If you are not a cluster-admin, ask someone more powerful to make tester privileged user for you.

Some OpenShift servers selects nodes in which deployments should run according to node selectors. For example, if you need to run your deployments on bare metal node and OpenShift server selects such a node for deployments that have node selector set to system-roles-ci = "true", run the following command for both linux-system-roles and linux-system-roles-staging deployment configs:

$ ./apply-node-selectors linux-system-roles
$ ./apply-node-selectors linux-system-roles-staging

If you need to run containers as a root, run:

$ ./grant-root-privileges linux-system-roles
$ ./grant-root-privileges linux-system-roles-staging

Now its time to create ConfigMap and Secret objects.

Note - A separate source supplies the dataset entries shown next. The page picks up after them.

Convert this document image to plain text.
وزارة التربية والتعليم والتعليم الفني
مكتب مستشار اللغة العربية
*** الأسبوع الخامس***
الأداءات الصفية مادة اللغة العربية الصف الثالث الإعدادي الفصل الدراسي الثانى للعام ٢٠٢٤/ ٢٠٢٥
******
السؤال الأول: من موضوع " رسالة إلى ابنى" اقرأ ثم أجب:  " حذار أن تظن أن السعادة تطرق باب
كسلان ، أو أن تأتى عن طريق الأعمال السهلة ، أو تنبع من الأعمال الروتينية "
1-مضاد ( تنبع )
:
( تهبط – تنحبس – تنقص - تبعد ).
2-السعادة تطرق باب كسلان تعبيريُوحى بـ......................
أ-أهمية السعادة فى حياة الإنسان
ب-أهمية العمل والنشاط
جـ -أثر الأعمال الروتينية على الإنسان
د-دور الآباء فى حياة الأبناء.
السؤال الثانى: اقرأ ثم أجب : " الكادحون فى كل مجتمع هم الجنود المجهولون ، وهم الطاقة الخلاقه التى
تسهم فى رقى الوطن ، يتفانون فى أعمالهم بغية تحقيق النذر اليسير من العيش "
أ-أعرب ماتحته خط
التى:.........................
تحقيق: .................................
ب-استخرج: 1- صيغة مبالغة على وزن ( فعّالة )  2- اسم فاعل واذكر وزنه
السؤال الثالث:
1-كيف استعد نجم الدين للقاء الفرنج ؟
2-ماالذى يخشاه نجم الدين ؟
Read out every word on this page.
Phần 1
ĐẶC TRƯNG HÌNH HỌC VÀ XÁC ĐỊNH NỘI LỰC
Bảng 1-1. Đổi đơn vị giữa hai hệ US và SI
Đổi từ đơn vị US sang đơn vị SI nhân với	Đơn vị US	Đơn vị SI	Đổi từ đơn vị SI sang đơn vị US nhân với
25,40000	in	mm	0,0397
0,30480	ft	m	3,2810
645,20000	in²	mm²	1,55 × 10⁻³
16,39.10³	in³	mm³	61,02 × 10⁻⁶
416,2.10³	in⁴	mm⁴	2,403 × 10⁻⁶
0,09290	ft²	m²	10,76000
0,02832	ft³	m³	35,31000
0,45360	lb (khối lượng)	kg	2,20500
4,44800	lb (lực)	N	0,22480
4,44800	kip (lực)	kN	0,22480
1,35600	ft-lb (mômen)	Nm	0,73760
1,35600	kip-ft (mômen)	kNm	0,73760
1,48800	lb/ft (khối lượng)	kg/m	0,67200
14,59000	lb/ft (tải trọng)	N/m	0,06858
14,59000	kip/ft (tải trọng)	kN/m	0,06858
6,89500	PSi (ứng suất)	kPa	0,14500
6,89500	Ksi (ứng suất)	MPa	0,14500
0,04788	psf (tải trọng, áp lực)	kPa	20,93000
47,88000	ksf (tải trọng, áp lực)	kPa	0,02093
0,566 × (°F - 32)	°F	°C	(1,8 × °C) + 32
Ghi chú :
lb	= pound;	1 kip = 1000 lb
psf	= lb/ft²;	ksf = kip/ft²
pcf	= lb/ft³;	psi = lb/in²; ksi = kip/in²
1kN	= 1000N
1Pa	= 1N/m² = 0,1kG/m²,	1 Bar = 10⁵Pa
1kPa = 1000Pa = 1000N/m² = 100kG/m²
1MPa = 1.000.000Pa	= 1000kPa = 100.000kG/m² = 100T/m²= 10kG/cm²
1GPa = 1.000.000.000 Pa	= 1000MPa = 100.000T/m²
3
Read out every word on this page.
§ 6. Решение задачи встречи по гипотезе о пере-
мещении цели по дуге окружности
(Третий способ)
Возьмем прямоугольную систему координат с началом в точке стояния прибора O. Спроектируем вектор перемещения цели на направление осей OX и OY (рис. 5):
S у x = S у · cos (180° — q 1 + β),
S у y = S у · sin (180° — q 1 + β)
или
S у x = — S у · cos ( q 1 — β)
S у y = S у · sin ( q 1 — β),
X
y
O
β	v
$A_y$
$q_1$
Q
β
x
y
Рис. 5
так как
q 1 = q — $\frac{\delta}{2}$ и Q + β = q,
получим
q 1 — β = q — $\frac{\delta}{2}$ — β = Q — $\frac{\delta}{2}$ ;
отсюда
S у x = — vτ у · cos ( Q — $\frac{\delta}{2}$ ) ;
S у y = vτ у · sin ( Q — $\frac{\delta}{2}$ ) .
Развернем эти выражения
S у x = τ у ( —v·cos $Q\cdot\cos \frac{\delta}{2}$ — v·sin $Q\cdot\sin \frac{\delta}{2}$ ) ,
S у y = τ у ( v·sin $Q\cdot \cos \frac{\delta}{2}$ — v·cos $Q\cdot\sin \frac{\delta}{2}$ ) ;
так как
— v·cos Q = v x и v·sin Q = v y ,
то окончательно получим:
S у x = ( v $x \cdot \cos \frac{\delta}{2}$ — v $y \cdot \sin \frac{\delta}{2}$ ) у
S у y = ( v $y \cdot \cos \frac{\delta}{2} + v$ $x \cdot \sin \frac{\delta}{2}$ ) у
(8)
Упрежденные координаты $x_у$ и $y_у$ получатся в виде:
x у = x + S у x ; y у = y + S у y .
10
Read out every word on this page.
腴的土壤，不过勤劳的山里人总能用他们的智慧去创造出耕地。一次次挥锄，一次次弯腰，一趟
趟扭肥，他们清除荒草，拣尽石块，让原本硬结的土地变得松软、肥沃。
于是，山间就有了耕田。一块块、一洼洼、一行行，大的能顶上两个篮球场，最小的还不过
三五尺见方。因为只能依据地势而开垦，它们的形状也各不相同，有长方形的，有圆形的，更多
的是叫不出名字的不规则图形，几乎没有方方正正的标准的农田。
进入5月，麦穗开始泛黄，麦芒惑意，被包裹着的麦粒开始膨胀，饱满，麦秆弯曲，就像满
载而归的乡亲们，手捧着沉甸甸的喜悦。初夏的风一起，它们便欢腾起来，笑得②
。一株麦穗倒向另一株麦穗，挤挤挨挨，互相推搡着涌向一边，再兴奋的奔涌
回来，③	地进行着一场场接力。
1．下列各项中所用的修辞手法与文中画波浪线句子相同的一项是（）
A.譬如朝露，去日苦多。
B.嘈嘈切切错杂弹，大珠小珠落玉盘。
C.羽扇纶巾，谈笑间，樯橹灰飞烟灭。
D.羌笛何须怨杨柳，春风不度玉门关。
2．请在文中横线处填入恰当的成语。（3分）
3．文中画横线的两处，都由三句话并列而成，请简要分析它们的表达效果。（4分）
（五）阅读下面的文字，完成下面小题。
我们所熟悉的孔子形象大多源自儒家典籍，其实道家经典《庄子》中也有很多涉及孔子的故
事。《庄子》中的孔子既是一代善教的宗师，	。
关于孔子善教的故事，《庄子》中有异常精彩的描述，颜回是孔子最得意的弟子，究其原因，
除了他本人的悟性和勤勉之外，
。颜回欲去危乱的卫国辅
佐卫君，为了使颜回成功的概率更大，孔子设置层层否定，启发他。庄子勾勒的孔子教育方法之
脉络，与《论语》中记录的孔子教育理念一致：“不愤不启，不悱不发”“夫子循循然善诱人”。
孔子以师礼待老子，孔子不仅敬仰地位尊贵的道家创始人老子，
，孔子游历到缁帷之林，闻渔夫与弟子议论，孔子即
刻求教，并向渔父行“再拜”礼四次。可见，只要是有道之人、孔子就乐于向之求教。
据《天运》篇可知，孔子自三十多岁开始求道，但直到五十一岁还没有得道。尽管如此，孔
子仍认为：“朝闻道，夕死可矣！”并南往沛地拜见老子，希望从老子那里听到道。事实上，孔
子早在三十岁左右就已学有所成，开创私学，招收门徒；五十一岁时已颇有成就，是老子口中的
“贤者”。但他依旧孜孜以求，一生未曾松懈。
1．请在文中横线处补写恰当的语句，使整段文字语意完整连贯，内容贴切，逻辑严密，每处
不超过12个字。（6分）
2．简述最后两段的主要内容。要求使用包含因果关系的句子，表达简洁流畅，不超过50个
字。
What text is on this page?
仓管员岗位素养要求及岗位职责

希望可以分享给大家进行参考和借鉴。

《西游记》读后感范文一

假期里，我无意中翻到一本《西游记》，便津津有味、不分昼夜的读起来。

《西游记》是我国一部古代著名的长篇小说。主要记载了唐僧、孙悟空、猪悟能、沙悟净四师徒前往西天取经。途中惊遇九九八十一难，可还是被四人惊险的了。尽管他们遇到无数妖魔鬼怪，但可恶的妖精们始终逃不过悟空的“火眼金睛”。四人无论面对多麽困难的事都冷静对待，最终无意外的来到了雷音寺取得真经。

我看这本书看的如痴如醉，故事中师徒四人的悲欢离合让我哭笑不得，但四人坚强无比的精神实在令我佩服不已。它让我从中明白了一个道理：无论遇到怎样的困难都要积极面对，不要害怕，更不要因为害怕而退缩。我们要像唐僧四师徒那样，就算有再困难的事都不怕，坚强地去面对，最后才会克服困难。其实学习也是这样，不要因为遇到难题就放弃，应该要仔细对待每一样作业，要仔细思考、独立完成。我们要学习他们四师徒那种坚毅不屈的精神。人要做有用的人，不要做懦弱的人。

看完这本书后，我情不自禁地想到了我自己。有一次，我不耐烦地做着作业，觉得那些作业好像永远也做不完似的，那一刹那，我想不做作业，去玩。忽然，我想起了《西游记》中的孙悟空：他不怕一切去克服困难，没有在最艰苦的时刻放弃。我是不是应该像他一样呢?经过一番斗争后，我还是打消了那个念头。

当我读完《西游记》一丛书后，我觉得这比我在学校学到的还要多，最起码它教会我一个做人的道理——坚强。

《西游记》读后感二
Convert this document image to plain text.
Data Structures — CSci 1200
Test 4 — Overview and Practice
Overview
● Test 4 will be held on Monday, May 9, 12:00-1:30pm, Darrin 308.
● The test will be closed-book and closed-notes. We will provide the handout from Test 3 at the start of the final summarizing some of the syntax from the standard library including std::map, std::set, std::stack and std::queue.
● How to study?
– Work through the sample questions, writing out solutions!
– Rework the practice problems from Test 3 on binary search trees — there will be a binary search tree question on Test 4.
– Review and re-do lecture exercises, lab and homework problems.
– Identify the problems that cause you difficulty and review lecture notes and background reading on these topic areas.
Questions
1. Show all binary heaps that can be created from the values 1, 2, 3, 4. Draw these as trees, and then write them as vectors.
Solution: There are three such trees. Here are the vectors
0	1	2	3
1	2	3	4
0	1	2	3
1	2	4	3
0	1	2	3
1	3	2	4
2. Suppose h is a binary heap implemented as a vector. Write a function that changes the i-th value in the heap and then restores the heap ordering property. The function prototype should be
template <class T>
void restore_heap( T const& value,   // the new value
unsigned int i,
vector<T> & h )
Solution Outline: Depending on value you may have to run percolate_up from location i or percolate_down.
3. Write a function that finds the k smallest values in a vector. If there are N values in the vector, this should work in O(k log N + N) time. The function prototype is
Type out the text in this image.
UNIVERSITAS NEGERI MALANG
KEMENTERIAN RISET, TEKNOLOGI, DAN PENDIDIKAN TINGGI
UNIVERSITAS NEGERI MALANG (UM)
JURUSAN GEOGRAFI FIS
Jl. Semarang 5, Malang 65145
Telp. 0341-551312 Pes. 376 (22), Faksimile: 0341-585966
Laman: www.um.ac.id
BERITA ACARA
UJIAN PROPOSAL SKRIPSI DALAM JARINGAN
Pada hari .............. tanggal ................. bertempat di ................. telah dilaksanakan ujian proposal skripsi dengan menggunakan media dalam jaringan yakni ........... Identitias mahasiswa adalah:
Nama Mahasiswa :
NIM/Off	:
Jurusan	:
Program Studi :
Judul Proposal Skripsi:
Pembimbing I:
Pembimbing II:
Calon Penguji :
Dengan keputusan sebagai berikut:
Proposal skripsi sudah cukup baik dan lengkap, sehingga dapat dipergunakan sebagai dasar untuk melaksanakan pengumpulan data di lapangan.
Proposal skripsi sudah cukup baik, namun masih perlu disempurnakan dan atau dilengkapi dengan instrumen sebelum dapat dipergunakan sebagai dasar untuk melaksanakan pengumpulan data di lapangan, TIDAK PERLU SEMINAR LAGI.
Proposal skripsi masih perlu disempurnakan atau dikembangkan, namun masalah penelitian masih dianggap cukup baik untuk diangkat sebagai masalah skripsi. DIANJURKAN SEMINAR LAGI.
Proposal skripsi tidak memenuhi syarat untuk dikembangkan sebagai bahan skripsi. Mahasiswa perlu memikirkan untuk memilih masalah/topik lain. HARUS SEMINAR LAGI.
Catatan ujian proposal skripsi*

This will create two ConfigMap objects named config and config-staging and one Secret object named secrets:

$ oc create configmap config --from-file=${CONFIG_PATH}
$ oc create configmap config-staging --from-file=${CONFIG_STAGING_PATH}
$ oc create secret generic secrets --from-file=${SECRETS_PATH}

Once all required objects are created, import the images to kick up our deployments:

$ oc import-image linux-system-roles
$ oc import-image linux-system-roles:staging

Congratulations! Now you can check via OpenShift web console that the things are properly set up. You can browse the statuses, scale a number of pods in each deployment up or down and do many other operations.